Thomas William Watts was the son of Lieut-Colonel Luther Watts and Bertha Watts of 'Sinhala', Aughton.
 
His brother Norman Luther Watts also fell
 
An extensive biography appeared in Liverpool's Scroll of Fame. His photo appeared in the biography and is reproduced here with the kind permission of Liverpool Record Office.
 
Sec.-Lieutenant THOMAS WILLIAM WATTS,
9th Battalion,
THE KING'S (LIVERPOOL REGIMENT).
IF it was surpassed in point of magnitude by the subsequent gigantic struggles of the closing phases of the war, the Battle of Loos marked an important stage in the operations of the British Army, and was up to the time of its being fought certainly the greatest offensive action our forces had ever undertaken. Not only were they outnumbered in those days, but they lacked the material support which was afterwards forthcoming in the way of artillery, aircraft, tanks, and other mechanical devices, and consequently much more depended upon the individual deeds of gallantry, which were performed by the score, and many a brave officer laid down his life whilst bravely urging his men forward to the attack.
   The 9th King's (Liverpool Regiment) played a conspicuous part in the struggle, but was called upon to pay a heavy price both in officers and men. One of its valiant leaders who made the supreme sacrifice was Second-Lieutenant Thomas William Watts, son of Lieut.-Col. Luther Watts, O.B.E., V.D., of Sinhala, Aughton, near Ormskirk, who also lost another son (whose memoir appears on another page) on the same date twelve months later. Second-Lieutenant Watts, who was born in 1890, was educated at Merchant Taylors' School, Crosby, an institution which gave hundreds of its old boys to the army.
   On the outbreak of war he joined the 9th Battalion (The King's) as a private, and after spending several months training he was gazetted to a commission in the same regiment. He proceeded overseas in March, 1915, and served continuously with the battalion throughout the summer, a period of great anxiety owing to the overwhelming strength of the enemy. During that time it was a case of British pluck and pertinacity - qualities which were not lacking in our officers - against German numbers, and Second-Lieutenant Watts was one of the best type of British soldiers. His utter fearlessness and disregard of danger endeared him to all ranks, and his bearing and courage on many occasions when he was under heavy fire was undoubtedly an inspiration and incentive to his men. Not only was he popular with both officers and men, but he was also trusted, and that his men would follow him anywhere was proved several times when volunteers were appealed for to undertake dangerous duties.
   The Battle of Loos was fought on September 25th that year, and the story of how the British stormed the almost impregnable German positions on that day will live for ever as an example of British valour unsurpassed either before or since. Wave after wave was mown down by artillery or machine-gun fire, but, spurred on by their officers, still they came, unflinchingly giving their lives in what must have appeared to be a hopeless object. Second-Lieutenant Watts was slightly wounded early in the attack, and was ordered to go to the dressing station for attention. But he refused to leave his post, and, urging his men forward, he fell where every true soldier wishes to fall, at the head of his men leading them against the enemy.
   Nothing better describes the part played by this gallant officer, and the admiration and respect the rank and file had for him, than the following quotation from a letter written by one of his men to the bereaved parents, which, though lacking in literary embellishments, is nevertheless the sincere expression of a man for the officer who led him into action:-
   "He was liked by my side, and he died like a true soldier. His cry was 'Come on, boys,' when he was struck, and fell before reaching the German lines. He was good to the boys, and when we lost him he was badly missed. It was a day I shall never forget as long as I live. The boys made a name of which Liverpool should be proud as the days roll by . . . . I am proud of him; he has done his bit like a true Briton."
   Another private who was also by his side when he fell wrote: "He shouted, 'Come on, boys,' and a few seconds afterwards he was shot through the heart.

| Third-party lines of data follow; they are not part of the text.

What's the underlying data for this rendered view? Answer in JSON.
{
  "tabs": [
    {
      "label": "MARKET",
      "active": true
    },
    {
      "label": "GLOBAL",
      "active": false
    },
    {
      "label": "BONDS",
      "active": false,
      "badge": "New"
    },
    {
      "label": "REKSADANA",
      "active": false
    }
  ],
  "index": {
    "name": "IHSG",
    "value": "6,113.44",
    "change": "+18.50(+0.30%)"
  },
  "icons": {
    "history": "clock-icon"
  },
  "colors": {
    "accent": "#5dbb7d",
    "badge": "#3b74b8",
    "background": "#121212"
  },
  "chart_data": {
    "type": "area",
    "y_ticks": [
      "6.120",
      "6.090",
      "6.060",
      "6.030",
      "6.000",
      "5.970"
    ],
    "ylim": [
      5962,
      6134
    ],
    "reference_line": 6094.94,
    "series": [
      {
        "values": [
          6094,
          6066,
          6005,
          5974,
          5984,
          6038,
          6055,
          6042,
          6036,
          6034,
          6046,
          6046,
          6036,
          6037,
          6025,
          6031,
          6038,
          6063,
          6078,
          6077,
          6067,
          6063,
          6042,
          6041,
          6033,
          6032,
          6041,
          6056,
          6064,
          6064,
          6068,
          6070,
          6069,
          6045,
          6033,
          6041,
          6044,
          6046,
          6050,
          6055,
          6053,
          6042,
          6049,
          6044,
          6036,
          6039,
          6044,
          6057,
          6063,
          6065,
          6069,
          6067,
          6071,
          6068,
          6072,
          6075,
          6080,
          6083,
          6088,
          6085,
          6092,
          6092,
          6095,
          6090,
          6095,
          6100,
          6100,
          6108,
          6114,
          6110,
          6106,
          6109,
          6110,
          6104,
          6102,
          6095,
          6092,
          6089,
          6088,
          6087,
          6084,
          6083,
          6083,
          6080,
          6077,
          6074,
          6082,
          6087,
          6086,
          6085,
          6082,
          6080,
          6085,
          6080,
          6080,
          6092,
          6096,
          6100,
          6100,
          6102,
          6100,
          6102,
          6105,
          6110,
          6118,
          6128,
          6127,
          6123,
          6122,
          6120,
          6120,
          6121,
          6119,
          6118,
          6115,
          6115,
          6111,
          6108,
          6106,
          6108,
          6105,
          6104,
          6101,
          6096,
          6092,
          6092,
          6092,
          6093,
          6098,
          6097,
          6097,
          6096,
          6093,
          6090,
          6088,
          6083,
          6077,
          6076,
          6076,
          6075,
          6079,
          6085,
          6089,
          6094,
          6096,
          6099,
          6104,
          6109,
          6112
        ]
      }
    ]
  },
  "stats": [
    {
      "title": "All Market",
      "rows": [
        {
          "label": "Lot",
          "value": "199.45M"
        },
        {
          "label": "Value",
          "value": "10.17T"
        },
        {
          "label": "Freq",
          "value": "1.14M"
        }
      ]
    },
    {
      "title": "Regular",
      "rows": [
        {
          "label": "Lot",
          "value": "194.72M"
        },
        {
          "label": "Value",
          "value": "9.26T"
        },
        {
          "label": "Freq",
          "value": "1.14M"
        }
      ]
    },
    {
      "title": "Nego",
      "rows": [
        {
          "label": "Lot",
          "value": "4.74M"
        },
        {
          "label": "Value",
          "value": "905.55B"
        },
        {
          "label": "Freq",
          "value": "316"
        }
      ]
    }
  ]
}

He died like a true British soldier, as he was one, and he inspired all his lads with courage and pluck, such as won the grand name that our regiment has well earned."
   And as showing the popularity of Second-Lieutenant Watts among his fellow officers we reproduce the following received by Colonel Watts:-
   "We, the undersigned officers of the 3/9thh Battalion the King's (Liverpool Regiment), desire to convey to you and yours our deep sympathy in your great bereavement. It is very hard to lose one so young and full of promise, but there is some consolation in the fact that he gave his life for his country in probably the greatest battle in our history."
   Many letters of sympathy were received from friends and acquaintances of the young officer. They all emphasise his manly qualities and his high spirit of patriotism, which led him to give his life for his country in the greatest and noblest of all causes.